If your code is properly synchronized, the timing of context switches and the order in which threads run should not change the behavior of your solution. Of course, your threads may print messages in different orders, but you should be able to easily verify that they follow all the constraints applied to them and that they do not deadlock.

Built-In Thread Tests

When you booted OS/161 in the last assignment, you may have seen the options to run the thread tests. The thread-test code uses the semaphore-synchronization primitive. You should trace the execution of one of these thread tests in GDB to see how the scheduler acts, how threads are created, and what exactly happens in a context switch. You should be able to step through a call to mi_switch() and see exactly where the current thread changes.

Thread test 1 (tt1 at the prompt or tt1 on the kernel command line) prints the numbers 0 through 7 each time each thread loops. Thread test 2 (tt2) prints only when each thread starts and exits. The latter is intended to show that the scheduler doesn't cause starvation—the threads should all start together, spin for awhile, and then end together.

Debugging Concurrent Programs

thread_yield() is automatically called for you at intervals that vary randomly.
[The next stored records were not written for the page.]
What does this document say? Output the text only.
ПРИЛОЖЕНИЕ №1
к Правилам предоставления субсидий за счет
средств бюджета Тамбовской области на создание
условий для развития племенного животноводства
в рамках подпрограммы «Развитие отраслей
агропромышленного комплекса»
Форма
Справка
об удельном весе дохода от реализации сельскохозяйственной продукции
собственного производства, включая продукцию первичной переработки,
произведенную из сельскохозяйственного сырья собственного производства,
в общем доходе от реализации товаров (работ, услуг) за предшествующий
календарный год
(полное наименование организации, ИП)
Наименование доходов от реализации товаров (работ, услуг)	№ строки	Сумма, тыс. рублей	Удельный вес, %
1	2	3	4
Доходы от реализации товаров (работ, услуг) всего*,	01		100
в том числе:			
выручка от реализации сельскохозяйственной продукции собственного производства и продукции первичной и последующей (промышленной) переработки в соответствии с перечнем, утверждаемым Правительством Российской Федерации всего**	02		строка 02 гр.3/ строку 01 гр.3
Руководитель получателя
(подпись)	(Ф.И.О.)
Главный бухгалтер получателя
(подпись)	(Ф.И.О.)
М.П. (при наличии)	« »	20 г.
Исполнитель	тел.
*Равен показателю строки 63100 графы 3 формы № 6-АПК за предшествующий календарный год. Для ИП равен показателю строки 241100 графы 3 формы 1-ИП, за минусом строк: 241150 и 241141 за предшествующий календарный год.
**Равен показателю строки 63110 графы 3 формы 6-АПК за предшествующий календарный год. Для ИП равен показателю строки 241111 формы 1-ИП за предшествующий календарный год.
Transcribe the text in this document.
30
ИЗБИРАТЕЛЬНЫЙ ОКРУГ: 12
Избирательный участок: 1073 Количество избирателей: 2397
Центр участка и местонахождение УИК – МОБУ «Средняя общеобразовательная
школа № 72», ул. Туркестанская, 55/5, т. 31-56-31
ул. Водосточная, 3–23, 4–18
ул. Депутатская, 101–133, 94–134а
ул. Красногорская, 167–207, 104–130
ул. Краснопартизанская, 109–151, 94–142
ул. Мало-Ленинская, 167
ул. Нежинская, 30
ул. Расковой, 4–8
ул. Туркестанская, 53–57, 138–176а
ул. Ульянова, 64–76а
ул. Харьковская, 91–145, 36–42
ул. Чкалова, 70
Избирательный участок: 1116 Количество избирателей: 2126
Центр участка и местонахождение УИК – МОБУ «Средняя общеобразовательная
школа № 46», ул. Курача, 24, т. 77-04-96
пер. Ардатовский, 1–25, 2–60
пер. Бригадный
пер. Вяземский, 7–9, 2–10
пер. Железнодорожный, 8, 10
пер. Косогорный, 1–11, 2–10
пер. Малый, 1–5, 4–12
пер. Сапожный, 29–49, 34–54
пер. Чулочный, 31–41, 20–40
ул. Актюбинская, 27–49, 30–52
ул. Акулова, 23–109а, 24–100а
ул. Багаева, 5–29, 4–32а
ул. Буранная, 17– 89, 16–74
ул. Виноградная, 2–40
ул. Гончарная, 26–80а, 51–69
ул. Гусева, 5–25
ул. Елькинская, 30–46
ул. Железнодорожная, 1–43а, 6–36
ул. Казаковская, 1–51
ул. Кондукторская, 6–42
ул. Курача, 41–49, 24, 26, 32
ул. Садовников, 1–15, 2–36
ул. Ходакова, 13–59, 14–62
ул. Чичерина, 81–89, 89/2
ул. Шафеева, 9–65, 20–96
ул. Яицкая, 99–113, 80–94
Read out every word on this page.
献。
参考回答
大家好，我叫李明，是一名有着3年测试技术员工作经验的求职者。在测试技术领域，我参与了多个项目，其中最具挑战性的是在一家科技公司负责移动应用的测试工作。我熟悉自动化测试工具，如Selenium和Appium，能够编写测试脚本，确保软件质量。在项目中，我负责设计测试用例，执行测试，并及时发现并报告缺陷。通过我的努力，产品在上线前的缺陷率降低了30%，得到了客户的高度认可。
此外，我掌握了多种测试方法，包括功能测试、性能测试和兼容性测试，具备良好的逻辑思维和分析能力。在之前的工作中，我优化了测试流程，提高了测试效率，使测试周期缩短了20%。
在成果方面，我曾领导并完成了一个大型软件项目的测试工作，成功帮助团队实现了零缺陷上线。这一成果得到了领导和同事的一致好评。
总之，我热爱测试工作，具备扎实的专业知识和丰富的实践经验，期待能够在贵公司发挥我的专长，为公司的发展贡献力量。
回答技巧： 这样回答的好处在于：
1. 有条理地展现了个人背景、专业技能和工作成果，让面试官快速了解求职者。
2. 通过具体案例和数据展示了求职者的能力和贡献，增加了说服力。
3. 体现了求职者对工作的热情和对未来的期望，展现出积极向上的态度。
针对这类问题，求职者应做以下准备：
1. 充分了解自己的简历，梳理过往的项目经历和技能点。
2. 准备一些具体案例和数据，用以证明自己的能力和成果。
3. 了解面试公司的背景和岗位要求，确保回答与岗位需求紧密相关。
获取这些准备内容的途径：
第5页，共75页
While this randomness is fairly close to reality, it complicates the process of debugging your concurrent programs.

The random-number generator used to vary the time between these thread_yield() calls uses the same seed as the random device in System/161. Thus you can reproduce a specific execution sequence by using a fixed seed for the random-number generator. You can pass an explicit seed into random device by editing the ``random'' line in your sys161.conf file. For example, to set the seed to 1, you would comment out the existing line that configures the random device and add a replacement line that reads as follows:

28 random seed=1

We recommend that while you are writing and debugging your solutions you pick a seed and use it consistently. Once you are confident that your threads do what they are supposed to do, set the random device back to the autoseed setting. Using different random seeds should allow you to test your solutions under varying conditions and may expose scenarios that you had not anticipated.

Share Tips

Although you may not share implementation code, you should feel free to share useful tips with other class members on topics such as using OS/161, designing a lock implementation, debugging with gdb, and so forth. The class Wiki is a good place to post such tips. Assignments are not competitive. If you all turn in great work, you will all get As.

Code Review

After all assignments have been submitted, we will perform code reviews on the submissions.